Margaret Beazley QC is set to become the second female NSW Governor of 39 people to hold the role, after officially accepting the position from NSW Premier Gladys Berejiklian over the weekend.
Justice Beazley is a former Federal Court of Australia judge and NSW Court of Appeal judge. Born in Sydney, she graduated from Sydney Law School in 1974 at a time when women were very much still in the minority.
Replacing David Hurley, who has been named the next Governor General of Australia, Justice Beazley follows Dame Marie Bashir to become the second woman in the position in more than 200 years. Bashir served as NSW Governor from 2001 to 2014.
Proud to announce the appointment of an outstanding Australian, The Hon Justice Margaret Beazley QC AO, as the 39th Governor of NSW. She has already served NSW with distinction for many years in the law and will continue in this most significant role. pic.twitter.com/dGrWW14Ase
— Gladys Berejiklian (@GladysB) January 13, 2019
Berejiklian described Justice Beazley as a leader in the legal profession and mentor to many aspiring legal professionals. “I know she wills serve the people of NSW with absolute distinction.”
Jane Needham SC recalled meeting Beazley when she was a pregnant commercial silk. “I was so impressed with her acumen, skill and kindness,” she wrote.

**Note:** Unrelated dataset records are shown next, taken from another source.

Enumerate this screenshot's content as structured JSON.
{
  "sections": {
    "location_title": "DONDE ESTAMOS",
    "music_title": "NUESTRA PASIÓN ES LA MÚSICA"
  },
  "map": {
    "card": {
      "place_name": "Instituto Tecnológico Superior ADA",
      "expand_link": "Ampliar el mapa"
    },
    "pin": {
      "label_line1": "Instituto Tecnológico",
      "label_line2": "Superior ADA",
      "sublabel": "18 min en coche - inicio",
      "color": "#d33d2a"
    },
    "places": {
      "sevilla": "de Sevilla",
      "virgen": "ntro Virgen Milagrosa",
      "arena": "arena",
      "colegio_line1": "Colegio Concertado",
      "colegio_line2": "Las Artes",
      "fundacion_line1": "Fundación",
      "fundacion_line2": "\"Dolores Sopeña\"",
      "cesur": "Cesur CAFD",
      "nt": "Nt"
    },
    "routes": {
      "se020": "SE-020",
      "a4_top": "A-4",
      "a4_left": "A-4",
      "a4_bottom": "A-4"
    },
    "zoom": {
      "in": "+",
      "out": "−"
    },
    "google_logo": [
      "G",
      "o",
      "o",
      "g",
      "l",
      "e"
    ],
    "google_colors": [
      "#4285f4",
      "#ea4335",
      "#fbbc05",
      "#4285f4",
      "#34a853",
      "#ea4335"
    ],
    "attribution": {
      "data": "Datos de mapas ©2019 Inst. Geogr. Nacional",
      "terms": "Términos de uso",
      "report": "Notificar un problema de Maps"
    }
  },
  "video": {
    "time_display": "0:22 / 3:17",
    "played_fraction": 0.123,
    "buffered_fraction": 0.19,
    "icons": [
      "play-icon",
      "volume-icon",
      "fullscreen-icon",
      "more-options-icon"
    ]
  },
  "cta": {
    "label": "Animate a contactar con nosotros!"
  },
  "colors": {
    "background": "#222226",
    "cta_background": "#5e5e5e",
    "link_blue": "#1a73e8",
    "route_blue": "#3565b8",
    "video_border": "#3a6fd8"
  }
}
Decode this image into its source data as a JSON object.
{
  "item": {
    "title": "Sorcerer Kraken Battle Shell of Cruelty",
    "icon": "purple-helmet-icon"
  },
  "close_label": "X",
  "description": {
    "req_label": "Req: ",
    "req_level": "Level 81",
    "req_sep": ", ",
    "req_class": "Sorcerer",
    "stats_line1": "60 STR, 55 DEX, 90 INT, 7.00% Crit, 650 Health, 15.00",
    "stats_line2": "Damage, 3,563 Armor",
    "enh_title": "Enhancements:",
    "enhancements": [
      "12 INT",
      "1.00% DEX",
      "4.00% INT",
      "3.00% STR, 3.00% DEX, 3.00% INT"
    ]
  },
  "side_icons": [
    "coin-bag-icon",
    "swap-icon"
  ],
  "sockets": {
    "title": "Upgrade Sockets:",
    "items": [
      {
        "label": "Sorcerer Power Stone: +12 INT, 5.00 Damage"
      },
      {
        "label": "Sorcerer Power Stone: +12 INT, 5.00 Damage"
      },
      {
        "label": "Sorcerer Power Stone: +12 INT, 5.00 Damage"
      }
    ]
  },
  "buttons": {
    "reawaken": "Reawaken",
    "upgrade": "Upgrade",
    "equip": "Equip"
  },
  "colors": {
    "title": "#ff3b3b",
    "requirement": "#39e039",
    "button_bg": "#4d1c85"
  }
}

I first met Margaret Beazley when I was a law student working in the courts and she was a pregnant commercial silk. I was so impressed with her acumen, skill, and kindness. She is a great choice for Governor #auslaw #nswlaw
— Jane Needham SC (@JaneNeedhamSC) January 13, 2019
Justice Beazley was emotional while accepting the role, saying she, “didn’t think I would be emotional, so I do apologise.”
“It’s an absolute privilege to be given the opportunity to continue to contribute in such a public way to the life of the community and, obviously, I will do my utmost,” she said.
She added she would use the position to continue her work with regional and indigenous communities in NSW. “When we talk about diversity in community we don’t only talk about gender diversity, nor do we only talk about ethnic diversity, but we talk about social-economic diversity.”